Today’s retail sales numbers from the US will be read by the Fed as a hopeful sign that, at long last, US consumer spending is finally starting to weaken. The strength of domestic demand has very much been a bugbear for the Fed, buoying growth and the economy in general while it has been trying to slow activity down via the monetary tightening it has delivered. Even though the spending splurges seen at the start of this year and over the summer period were unlikely to be sustained, the Fed will nonetheless be hoping that today’s numbers signal that we are finally now seeing a material downshift in consumer spending. However, this does not mean that today's numbers prelude a collapse in spending any time soon. Household balance sheets remain far from fragile, largely as a result of the excess savings built up over the pandemic period, meaning that the Fed will want to see a consecutive run of softer numbers before it will be comfortable concluding that spending is on a more structural softer footing.

The fact that headline retail sales came in slightly stronger than expected (-0.1% against an expected -0.3%) is largely attributable to robust sales of petrol, which held up better than expected despite the 5.9% fall in prices which was expected to have a much larger impact on the total value of fuel sales.

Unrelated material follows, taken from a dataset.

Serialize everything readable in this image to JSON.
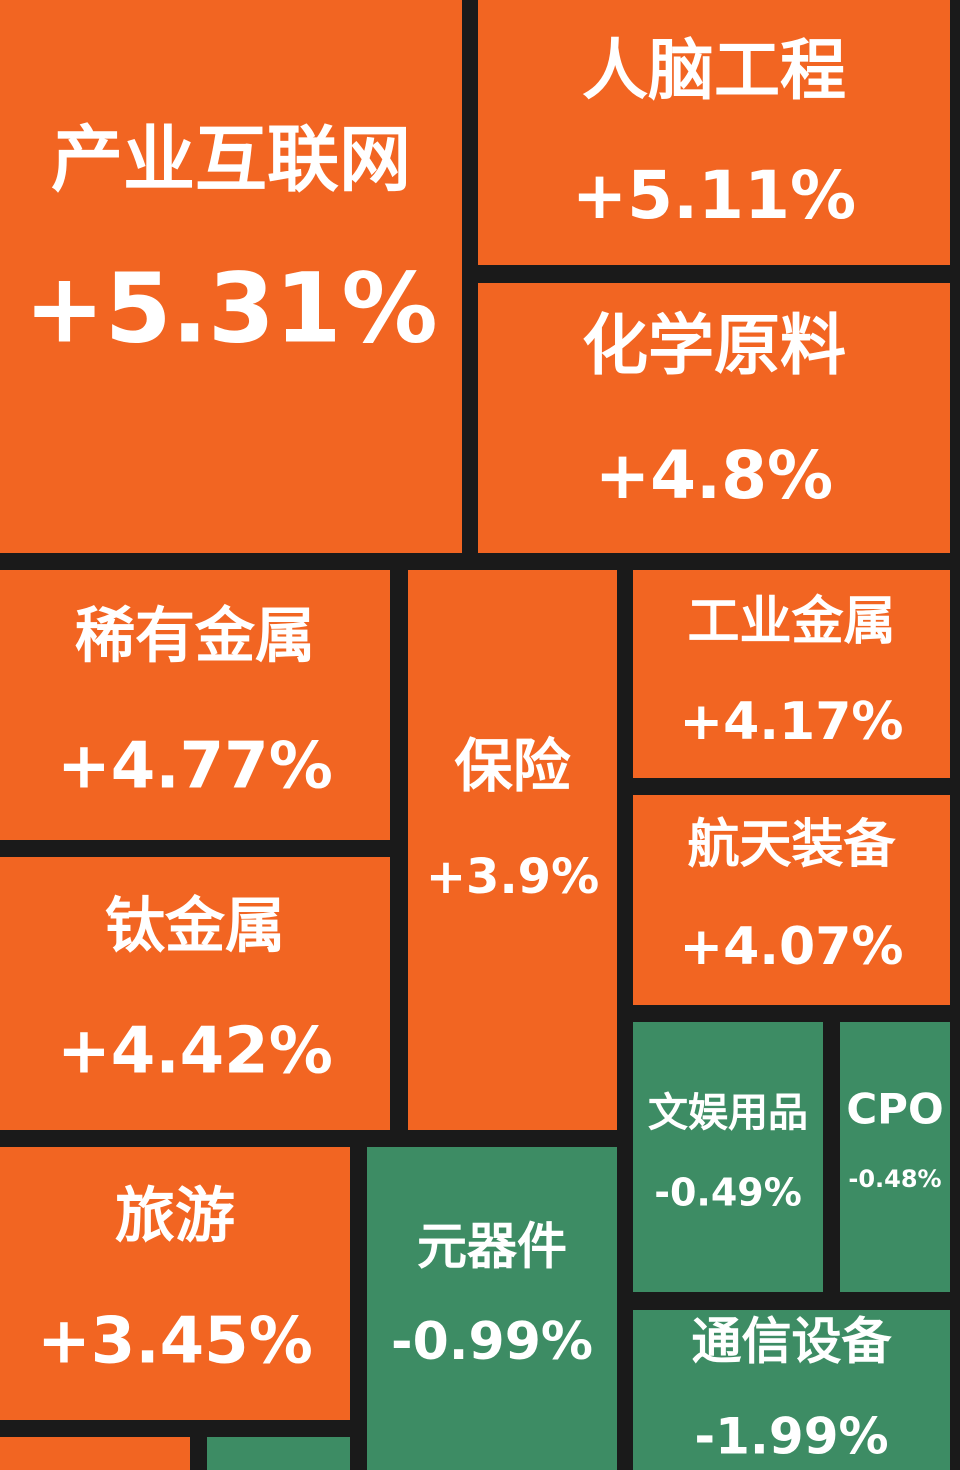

Working in the other direction were vehicle sales, which fell by 1.1%, a bigger drop than expected.

Overall, therefore, as far as the Fed is concerned, today’s numbers will be viewed with a sense of cautious optimism. The previoius strength seen in consumer spending was required to subside before the FOMC would have been prepared to step back from its hawkish stance, and today potentially delivered the first real sign of this. But at the same time, a collapse in spending would not have been welcomed either, given the significant headwind this would present to overall GDP, and today's numbers are not suggesting we will see such a collapse.

Separately, the PPI numbers released at the same time will have reinforced market sentiment that inflationary pressures now appear to be on a sustained path lower, obviating the need for any further tightening in monetary policy. The headline reading was very much driven lower by falling energy prices, which were down 7.4%. But even more encouragingly, Trade Services, a key component of Core PPI, responsible for around 25% of the index, saw a 0.8% fall in retail margins, the largest monthly drop for nearly four years. Although margins are still higher than they were pre-pandemic, the year-on-year rate of increase is now largely flat and it can be expected that outright falls will now be seen going forward. Much of the sluggishness in this reversal has been caused by the strength of consumer demand which has allowed retailers to pass on inflated prices: today’s retail sales numbers suggest this pricing power is disappearing quickly.